Hey clowns: read it and shudder. We know what's going on and we'll make it all public.
> -----Original Message-----
> From: Armijo, Claudia, RLD <Claudia.Armijo2@state.nm.us>
> To: firstname.lastname@example.org <email@example.com>
> Sent: Thu, Aug 2, 2018 3:42 pm
> Subject: FW: question
> Chair Maxon and Vice-chair Kolasch:
> I have several concerns regarding this matter:
> 1) First and foremost, since at least 2013, the Board chairs have been given false legal guidance as to their authority to set salaries or approve salary increases for PERA Executive Staff. Please see NMSA 1978 Section 10-11- As a result,
> 1)In my opinion, and after reviewing state salaries, the salaries paid to PERA executive staff are outrageous when compared to similar state agency positions with similar duties and responsibilities. (I am not referring to Investment staff pay) PERA staff are paid out of the trust fund so the Board has a duty to oversee how that money is spent
> Claudia Armijo
> Acting General Counsel
> New Mexico Regulation and Licensing Department
> Office of the Superintendent and General Counsel
> PO Box 25101
> Santa Fe, NM 87505
> From: Propst, Wayne, PERA
> Sent: Wednesday, August 1, 2018 1:54 PM
> To: Armijo, Claudia, RLD <Claudia.Armijo2@state.nm.us>; James Maxon <firstname.lastname@example.org>; Kohlasch, Jackie O., TRD <email@example.com>
> Subject: RE: question
> Hi Claudia,
> Please find attached the documents you requested.
> Additional documents for your review include:
> 1. A merit based compensation adjustment spread sheet for all PERA staff dating to FY15 that Renada updates for me quarterly. I’ve offered to share this with the Board in the past and we have provided it to Loretta on several occasions at her request.
> 2. An updated comparison of ERB, SIC and PERA Executive staff salaries.

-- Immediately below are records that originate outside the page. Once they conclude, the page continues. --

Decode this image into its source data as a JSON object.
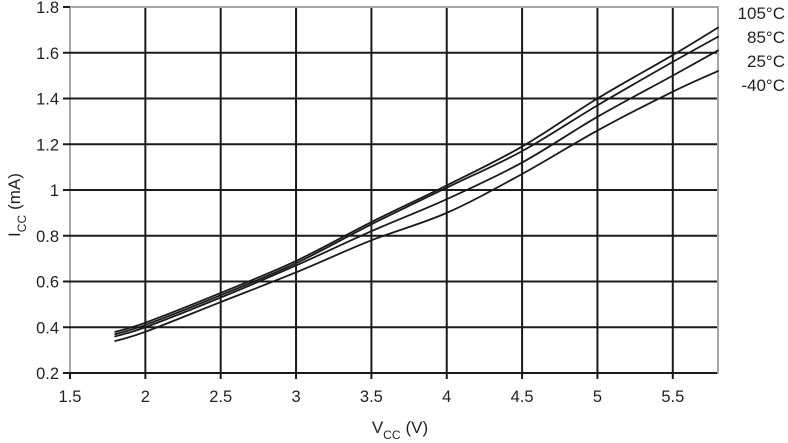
{
  "chart_data": {
    "type": "line",
    "xlabel_main": "V",
    "xlabel_sub": "CC",
    "xlabel_unit": "(V)",
    "ylabel_main": "I",
    "ylabel_sub": "CC",
    "ylabel_unit": "(mA)",
    "xlim": [
      1.5,
      5.8
    ],
    "ylim": [
      0.2,
      1.8
    ],
    "xticks": [
      1.5,
      2,
      2.5,
      3,
      3.5,
      4,
      4.5,
      5,
      5.5
    ],
    "xtick_labels": [
      "1.5",
      "2",
      "2.5",
      "3",
      "3.5",
      "4",
      "4.5",
      "5",
      "5.5"
    ],
    "yticks": [
      0.2,
      0.4,
      0.6,
      0.8,
      1,
      1.2,
      1.4,
      1.6,
      1.8
    ],
    "ytick_labels": [
      "0.2",
      "0.4",
      "0.6",
      "0.8",
      "1",
      "1.2",
      "1.4",
      "1.6",
      "1.8"
    ],
    "grid": true,
    "legend_position": "right-top",
    "x": [
      1.8,
      2.0,
      2.5,
      3.0,
      3.5,
      4.0,
      4.5,
      5.0,
      5.5,
      5.8
    ],
    "series": [
      {
        "name": "105°C",
        "values": [
          0.38,
          0.42,
          0.55,
          0.69,
          0.86,
          1.02,
          1.19,
          1.4,
          1.59,
          1.71
        ]
      },
      {
        "name": "85°C",
        "values": [
          0.37,
          0.41,
          0.54,
          0.68,
          0.85,
          1.01,
          1.17,
          1.37,
          1.56,
          1.67
        ]
      },
      {
        "name": "25°C",
        "values": [
          0.36,
          0.4,
          0.53,
          0.67,
          0.82,
          0.96,
          1.12,
          1.32,
          1.5,
          1.61
        ]
      },
      {
        "name": "-40°C",
        "values": [
          0.34,
          0.38,
          0.51,
          0.64,
          0.78,
          0.9,
          1.07,
          1.26,
          1.43,
          1.52
        ]
      }
    ],
    "colors": {
      "line": "#1a1a1a",
      "grid": "#1a1a1a",
      "frame": "#a6a6a6",
      "text": "#231f20",
      "background": "#ffffff"
    }
  }
}
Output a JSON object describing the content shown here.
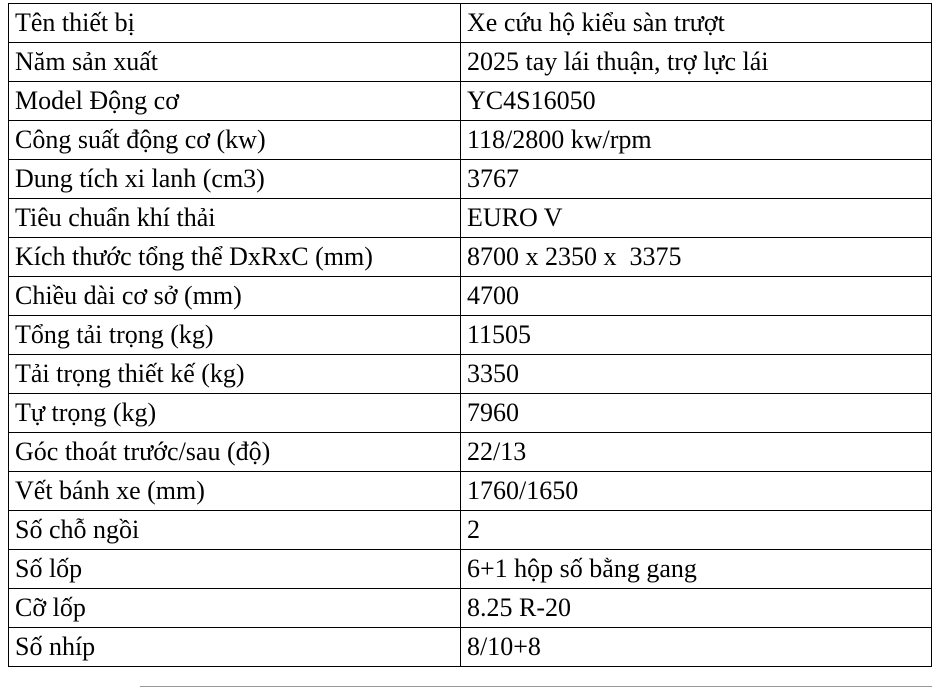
{
  "table": {
    "rows": [
      [
        "Tên thiết bị",
        "Xe cứu hộ kiểu sàn trượt"
      ],
      [
        "Năm sản xuất",
        "2025 tay lái thuận, trợ lực lái"
      ],
      [
        "Model Động cơ",
        "YC4S16050"
      ],
      [
        "Công suất động cơ (kw)",
        "118/2800 kw/rpm"
      ],
      [
        "Dung tích xi lanh (cm3)",
        "3767"
      ],
      [
        "Tiêu chuẩn khí thải",
        "EURO V"
      ],
      [
        "Kích thước tổng thể DxRxC (mm)",
        "8700 x 2350 x  3375"
      ],
      [
        "Chiều dài cơ sở (mm)",
        "4700"
      ],
      [
        "Tổng tải trọng (kg)",
        "11505"
      ],
      [
        "Tải trọng thiết kế (kg)",
        "3350"
      ],
      [
        "Tự trọng (kg)",
        "7960"
      ],
      [
        "Góc thoát trước/sau (độ)",
        "22/13"
      ],
      [
        "Vết bánh xe (mm)",
        "1760/1650"
      ],
      [
        "Số chỗ ngồi",
        "2"
      ],
      [
        "Số lốp",
        "6+1 hộp số bằng gang"
      ],
      [
        "Cỡ lốp",
        "8.25 R-20"
      ],
      [
        "Số nhíp",
        "8/10+8"
      ]
    ]
  }
}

While we sent this before, we recently heard from ERB that they plan to submit request for 10% to 20% increases for Executive staff. DFA had rejected 40%+ increases previously proposed by ERB but we understand that DFA is prepared to consider these lower requests. Renada included a column assuming 10% increases for comparison purposes. We will try to confirm if this happens.
> 3. In addition to the job descriptions and justifications you requested below, I’ve included the descriptions and justifications for all Investment staff and OGC staff who received merit based compensation adjustments related to moving from a classified position to an exempt position.
> 4. In addition to the justifications for Executive staff, I have included their recently completed FY18 evaluations.
> One final note, my practice since becoming Executive Director has been to notify the Board leadership (Patty, Dan Mayfield and now James and Jackie) of any proposed compensation adjustments for Executive staff prior to submitting to DFA.
> Please let me know if you have any questions.